How Food Trends Force Change in Food Packaging
Changing expectations and the ways in which food trends evolve means that food manufacturers are challenged to ensure that products remain convenient, attractive and practical. However, food trends can be beneficial to food packaging manufacturers, as they serve to drive innovation within the industry. By tapping into the desires, likes and dislikes of the consumer, food manufacturers can conquer new markets: the packaging industry needs to meet these demands.
Early in 2018, Theresa May announced a 25-year plan to eradicate all unnecessary plastics and to introduce eco-friendly, plastic-free aisles in major supermarkets. Calling plastic waste one of the greatest “environmental scourges” that we face today, May highlighted that in the United Kingdom alone, the amount of single-use plastics ending up in landfill every year could fill the equivalent of 1,000 Royal Albert Halls.
Food manufacturers need to be forward-thinking when it comes to sustainability, as increasing numbers of consumers are seeking to reduce the amount of plastic waste they generate. The best way to achieve this is to look at suitable alternative material sources. Aluminium, for example, can be easily cleaned, melted, reformed and used again in other aluminium products. This means more recycling, less waste and, crucially, less plastic in landfill, or worse – in the oceans of the world.

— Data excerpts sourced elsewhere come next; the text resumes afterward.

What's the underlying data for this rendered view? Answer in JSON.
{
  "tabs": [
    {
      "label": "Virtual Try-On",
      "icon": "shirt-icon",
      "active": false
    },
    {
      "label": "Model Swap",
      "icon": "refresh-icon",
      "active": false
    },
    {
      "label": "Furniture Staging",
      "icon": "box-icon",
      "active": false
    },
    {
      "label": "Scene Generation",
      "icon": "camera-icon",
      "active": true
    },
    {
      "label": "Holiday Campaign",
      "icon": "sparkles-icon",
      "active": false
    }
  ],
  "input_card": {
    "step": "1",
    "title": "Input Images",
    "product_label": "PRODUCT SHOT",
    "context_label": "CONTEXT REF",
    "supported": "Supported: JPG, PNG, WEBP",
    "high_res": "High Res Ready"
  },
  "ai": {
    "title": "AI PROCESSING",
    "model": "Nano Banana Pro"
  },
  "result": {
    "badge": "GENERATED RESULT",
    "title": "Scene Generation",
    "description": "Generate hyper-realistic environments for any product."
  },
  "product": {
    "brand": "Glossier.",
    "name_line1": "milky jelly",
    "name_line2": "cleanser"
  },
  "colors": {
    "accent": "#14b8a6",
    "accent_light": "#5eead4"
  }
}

A report issued by Waitrose in 2017 highlighted several changes in consumer behaviour. Since most supermarkets are now operating longer opening hours, increasing numbers of shoppers are visiting their local store daily, typically after work. This new trend – known as “as-and-when” consumerism – means that it is more important than ever for products to stand out as nutritious, convenient and attractive.

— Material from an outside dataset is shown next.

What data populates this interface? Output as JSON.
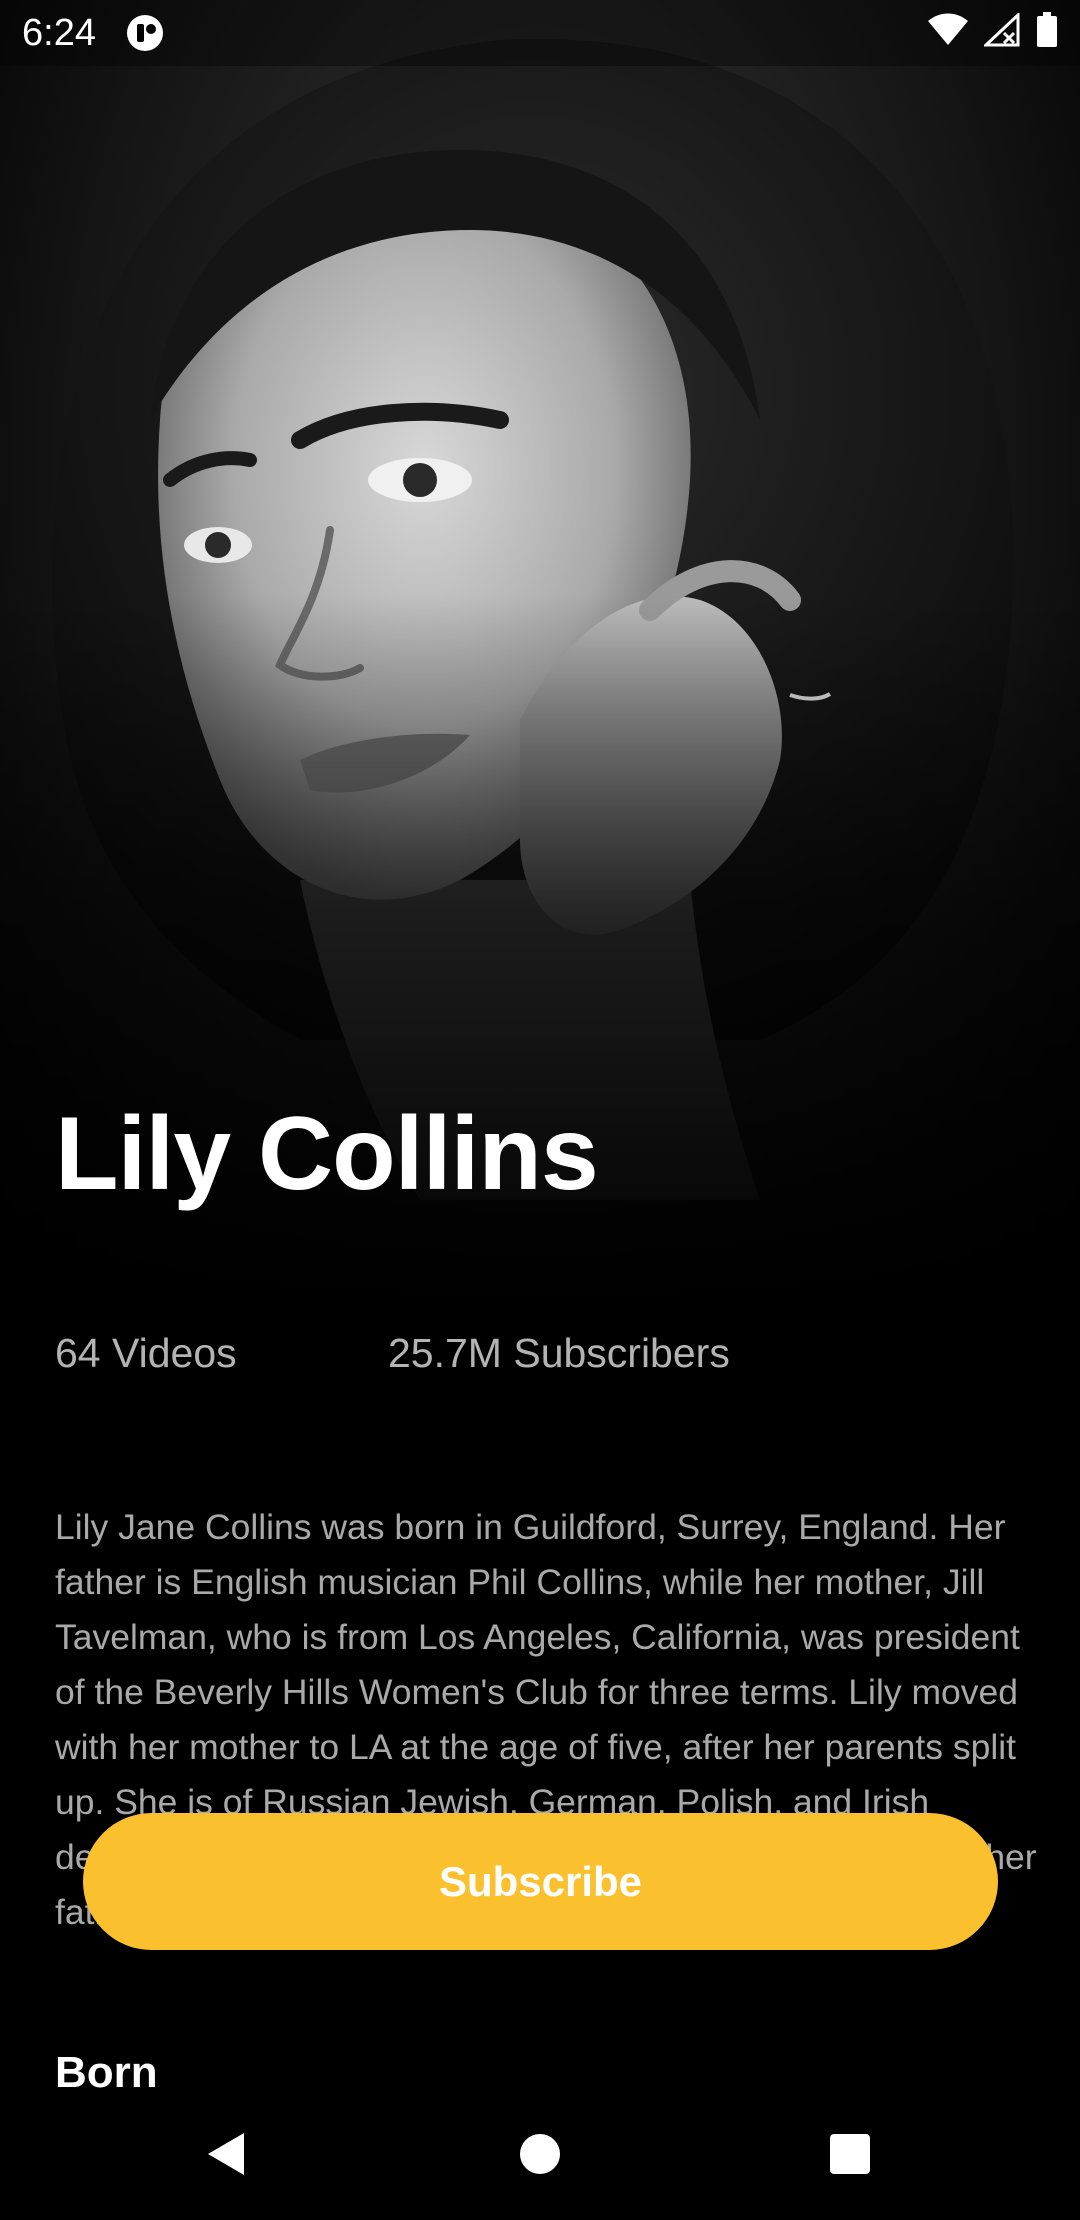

While a simple foil tray might be appealing in its simplicity, it is likely that soon we will see an emergence of more vibrant options to catch the attention of the after-work shopper. Aluminium trays provide almost limitless branding opportunities, from colours to branding. This motivates manufacturers to opt for bigger, brighter and bolder ideas to get their products to stand out on the shelf.
Compartment / section trays allow consumers to cook components separately, helping to improve the appearance and flavour of the resulting meal.

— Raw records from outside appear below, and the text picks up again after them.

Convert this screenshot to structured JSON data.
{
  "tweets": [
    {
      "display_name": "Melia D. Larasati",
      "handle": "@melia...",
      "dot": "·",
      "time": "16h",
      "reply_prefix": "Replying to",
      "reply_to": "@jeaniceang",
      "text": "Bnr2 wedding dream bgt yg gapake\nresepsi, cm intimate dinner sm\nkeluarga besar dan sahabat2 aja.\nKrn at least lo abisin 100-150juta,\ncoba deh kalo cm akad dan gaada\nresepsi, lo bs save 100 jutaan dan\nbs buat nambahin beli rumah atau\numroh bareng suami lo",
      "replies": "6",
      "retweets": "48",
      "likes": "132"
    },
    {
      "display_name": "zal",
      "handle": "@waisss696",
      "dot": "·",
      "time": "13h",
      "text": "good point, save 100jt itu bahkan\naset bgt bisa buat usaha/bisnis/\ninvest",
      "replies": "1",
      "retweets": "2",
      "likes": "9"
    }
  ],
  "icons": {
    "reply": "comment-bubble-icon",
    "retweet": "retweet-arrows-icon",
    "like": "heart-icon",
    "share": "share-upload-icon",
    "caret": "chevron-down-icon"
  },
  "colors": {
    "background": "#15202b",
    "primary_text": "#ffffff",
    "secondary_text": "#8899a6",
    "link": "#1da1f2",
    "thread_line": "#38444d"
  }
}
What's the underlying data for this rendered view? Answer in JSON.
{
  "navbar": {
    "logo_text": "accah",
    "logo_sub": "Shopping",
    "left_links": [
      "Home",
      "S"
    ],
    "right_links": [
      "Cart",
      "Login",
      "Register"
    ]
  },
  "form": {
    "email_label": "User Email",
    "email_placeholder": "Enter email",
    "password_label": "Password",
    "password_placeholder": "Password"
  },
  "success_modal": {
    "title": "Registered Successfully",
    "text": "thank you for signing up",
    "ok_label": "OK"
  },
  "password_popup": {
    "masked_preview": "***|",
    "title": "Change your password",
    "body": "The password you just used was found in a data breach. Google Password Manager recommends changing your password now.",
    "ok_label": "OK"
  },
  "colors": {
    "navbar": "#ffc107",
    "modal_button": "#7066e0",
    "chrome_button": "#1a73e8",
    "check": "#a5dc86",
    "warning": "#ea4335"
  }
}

Medical conditions, personal preferences and/or religious obligations can sometimes drive the need for compartmentalisation. Some people have an innate fear of different foods meeting each other on the same plate. This fear, brumotactillophobia, is considered by psychologists to be a hangover from a childhood of fussy eating. However, it is not just brumotactillophobics that benefit from different foods being kept apart during the cooking / serving process. By separating flavours and textures, the resulting meal is more appealing.
Compartmentalisation also provides the consumer with autonomy and flexibility. There may also be ethical or religious reasons why consumers do not want to mix certain foods.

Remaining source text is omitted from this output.